European equities slipped, extending the longest run of weekly losses in a year as U.K.-listed stocks struggled on the anniversary of Britain’s vote to leave the European Union. Oil was poised for a fifth week of decline as a supply glut shows no sign of ending, reports Bloomberg.
The benchmark STOXX Europe 600 index dropped for a third week, with food and beverage companies among the biggest losers after Stifel Financial Corp., a financial services holding company on the New York Stock Exchange downgraded brewer Heineken NV’s stock.
Shares in the U.K. were set for a fourth day of losses even as the pound pared its weekly decline with Brexit negotiations underway.
The dollar headed for its first weekly gain since May after Federal Reserve speakers did little to alter projections for the path of interest rates.
Weakness in energy prices were the theme of the week, with oil in New York and London dropping into a bear market on concerns that expanding supply in the U.S. and Libya will counter output cuts from the Organization of Petroleum Exporting Countries.

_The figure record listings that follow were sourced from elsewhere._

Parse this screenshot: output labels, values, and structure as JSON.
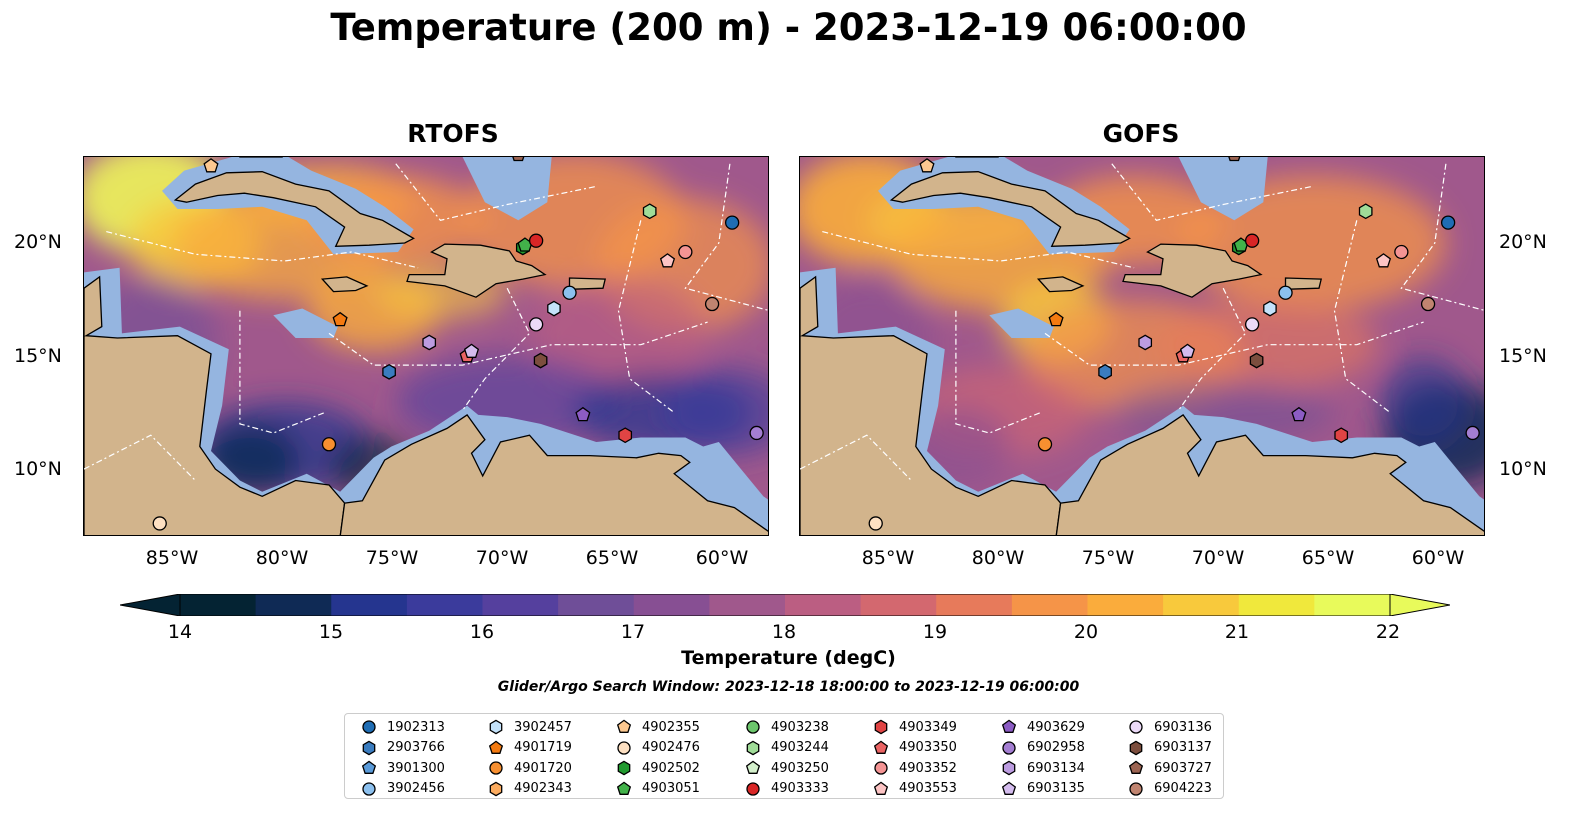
{
  "title": "Temperature (200 m) - 2023-12-19 06:00:00",
  "panels": [
    {
      "title": "RTOFS"
    },
    {
      "title": "GOFS"
    }
  ],
  "lat_labels": [
    "20°N",
    "15°N",
    "10°N"
  ],
  "lon_labels": [
    "85°W",
    "80°W",
    "75°W",
    "70°W",
    "65°W",
    "60°W"
  ],
  "colorbar": {
    "label": "Temperature (degC)",
    "ticks": [
      "14",
      "15",
      "16",
      "17",
      "18",
      "19",
      "20",
      "21",
      "22"
    ],
    "min": 14,
    "max": 22,
    "extend": "both",
    "colormap": "thermal",
    "colors": [
      "#042333",
      "#0f2a55",
      "#25358f",
      "#3b3b9c",
      "#55409e",
      "#6f4e98",
      "#874f93",
      "#a0588c",
      "#bb5e82",
      "#d3686f",
      "#e77a5b",
      "#f59448",
      "#faac3c",
      "#f8c93c",
      "#f0e83c",
      "#e8fa5b"
    ]
  },
  "search_window": "Glider/Argo Search Window: 2023-12-18 18:00:00 to 2023-12-19 06:00:00",
  "legend": [
    {
      "label": "1902313",
      "shape": "circle",
      "color": "#1f6db4"
    },
    {
      "label": "2903766",
      "shape": "hexagon",
      "color": "#3a7cbf"
    },
    {
      "label": "3901300",
      "shape": "pentagon",
      "color": "#5a9ad8"
    },
    {
      "label": "3902456",
      "shape": "circle",
      "color": "#8cc0ee"
    },
    {
      "label": "3902457",
      "shape": "hexagon",
      "color": "#c4e2fa"
    },
    {
      "label": "4901719",
      "shape": "pentagon",
      "color": "#f47a10"
    },
    {
      "label": "4901720",
      "shape": "circle",
      "color": "#f78f30"
    },
    {
      "label": "4902343",
      "shape": "hexagon",
      "color": "#fbab5f"
    },
    {
      "label": "4902355",
      "shape": "pentagon",
      "color": "#fcc890"
    },
    {
      "label": "4902476",
      "shape": "circle",
      "color": "#fde0c2"
    },
    {
      "label": "4902502",
      "shape": "hexagon",
      "color": "#229a30"
    },
    {
      "label": "4903051",
      "shape": "pentagon",
      "color": "#42b24a"
    },
    {
      "label": "4903238",
      "shape": "circle",
      "color": "#6cc66c"
    },
    {
      "label": "4903244",
      "shape": "hexagon",
      "color": "#a0dc98"
    },
    {
      "label": "4903250",
      "shape": "pentagon",
      "color": "#d4f0cc"
    },
    {
      "label": "4903333",
      "shape": "circle",
      "color": "#d92626"
    },
    {
      "label": "4903349",
      "shape": "hexagon",
      "color": "#e04444"
    },
    {
      "label": "4903350",
      "shape": "pentagon",
      "color": "#ea6464"
    },
    {
      "label": "4903352",
      "shape": "circle",
      "color": "#f49494"
    },
    {
      "label": "4903553",
      "shape": "pentagon",
      "color": "#fcc4c4"
    },
    {
      "label": "4903629",
      "shape": "pentagon",
      "color": "#8c5cc4"
    },
    {
      "label": "6902958",
      "shape": "circle",
      "color": "#a47ed2"
    },
    {
      "label": "6903134",
      "shape": "hexagon",
      "color": "#bc9ce0"
    },
    {
      "label": "6903135",
      "shape": "pentagon",
      "color": "#d4bcee"
    },
    {
      "label": "6903136",
      "shape": "circle",
      "color": "#ecdaf8"
    },
    {
      "label": "6903137",
      "shape": "hexagon",
      "color": "#7c4e3e"
    },
    {
      "label": "6903727",
      "shape": "pentagon",
      "color": "#9c6452"
    },
    {
      "label": "6904223",
      "shape": "circle",
      "color": "#c08470"
    }
  ],
  "observations": [
    {
      "id": "1902313",
      "lon": -59.9,
      "lat": 20.9
    },
    {
      "id": "2903766",
      "lon": -75.3,
      "lat": 14.3
    },
    {
      "id": "3902456",
      "lon": -67.2,
      "lat": 17.8
    },
    {
      "id": "3902457",
      "lon": -67.9,
      "lat": 17.1
    },
    {
      "id": "4901719",
      "lon": -77.5,
      "lat": 16.6
    },
    {
      "id": "4901720",
      "lon": -78.0,
      "lat": 11.1
    },
    {
      "id": "4902355",
      "lon": -83.3,
      "lat": 23.4
    },
    {
      "id": "4902476",
      "lon": -85.6,
      "lat": 7.6
    },
    {
      "id": "4902502",
      "lon": -69.3,
      "lat": 19.8
    },
    {
      "id": "4903051",
      "lon": -69.2,
      "lat": 19.9
    },
    {
      "id": "4903244",
      "lon": -63.6,
      "lat": 21.4
    },
    {
      "id": "4903333",
      "lon": -68.7,
      "lat": 20.1
    },
    {
      "id": "4903349",
      "lon": -64.7,
      "lat": 11.5
    },
    {
      "id": "4903350",
      "lon": -71.8,
      "lat": 15.0
    },
    {
      "id": "4903352",
      "lon": -62.0,
      "lat": 19.6
    },
    {
      "id": "4903553",
      "lon": -62.8,
      "lat": 19.2
    },
    {
      "id": "4903629",
      "lon": -66.6,
      "lat": 12.4
    },
    {
      "id": "6903134",
      "lon": -73.5,
      "lat": 15.6
    },
    {
      "id": "6903135",
      "lon": -71.6,
      "lat": 15.2
    },
    {
      "id": "6903136",
      "lon": -68.7,
      "lat": 16.4
    },
    {
      "id": "6903137",
      "lon": -68.5,
      "lat": 14.8
    },
    {
      "id": "6903727",
      "lon": -69.5,
      "lat": 23.9
    },
    {
      "id": "6904223",
      "lon": -60.8,
      "lat": 17.3
    },
    {
      "id": "6902958",
      "lon": -58.8,
      "lat": 11.6
    }
  ]
}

In Europe, the battle lines over negotiations to untangle Britain from the union have been drawn, with residency rights and clearing of euro-denominated financial instruments among the first issues making headlines.
“As a heat wave engulfs Europe, equities may suffer from sticky conditions near-term,” Bank of America Merrill Lynch strategists including Ronan Carr said in a client note Friday, adding “slowing cyclical momentum, weak oil and policy uncertainty could cause a wobble.”